IF you have TWO IDE ports on the mobo and use each with only ONE device attached, then EACH port MUST have its sole device set to Master. That term applies to a PORT, not to the whole mobo system.

Now, MOST systems that are set up for IDE (PATA) drives use an IDE cable with 80 wires in its ribbon, and THREE connectors on it in total. ONE of these (typically BLUE) goes to the mobo IDE port. ONE (typically BLACK) is on the other end of the cable and should be used for the device set to be the port MASTER. The third connector (typically GREY) in the middle of the cable is for the second device and should be used for the Slave unit. You already have a DVD device on one IDE port that is set to Cable Select. In that mode, the MASTER device is whichever is connected to the Black END connector; the device on the middle Grey connector will be Slave if it also is set to Cable Select.

Does the cable from mobo to the existing IDE DVD unit have that middle Grey connector not currently in use? Then that is what you use to connect to the new adapter board. Otherwise you'd need a second IDE port and cable.

Now, when two devices are on one port and cable, which device is Master does not matter for most things. HOWEVER, the manual for the board recommends that, IF you ever will try to use one of the devices on the IDE port to BOOT from (say, a bootable disk with utilities or an Install Disk for an OS), then that particular drive must be the Master of the IDE port.

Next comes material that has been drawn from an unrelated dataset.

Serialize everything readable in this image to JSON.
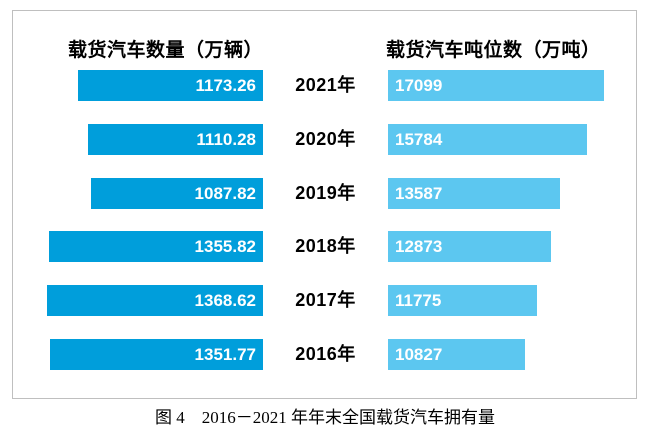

So, assuming you are using one IDE port and cable for the two devices, your simplest path when you are not sure whether you can use the Cable Select option with the new unit is this. Change the jumper on the existing DVD drive to Master, and ensure it is plugged into the Black connector on the cable end. Set the jumper on the new adapter board to Slave and connect it to the Grey middle connector on the IDE ribbon cable. This ensures the two devices are identified differently and connected to the normal connetors on the cable. It also ensures that, if ever you are trying to BOOT from an optical disk, you CAN boot from the DVD drive (which is now the IDE port Master), but not from the Blue-Ray unit.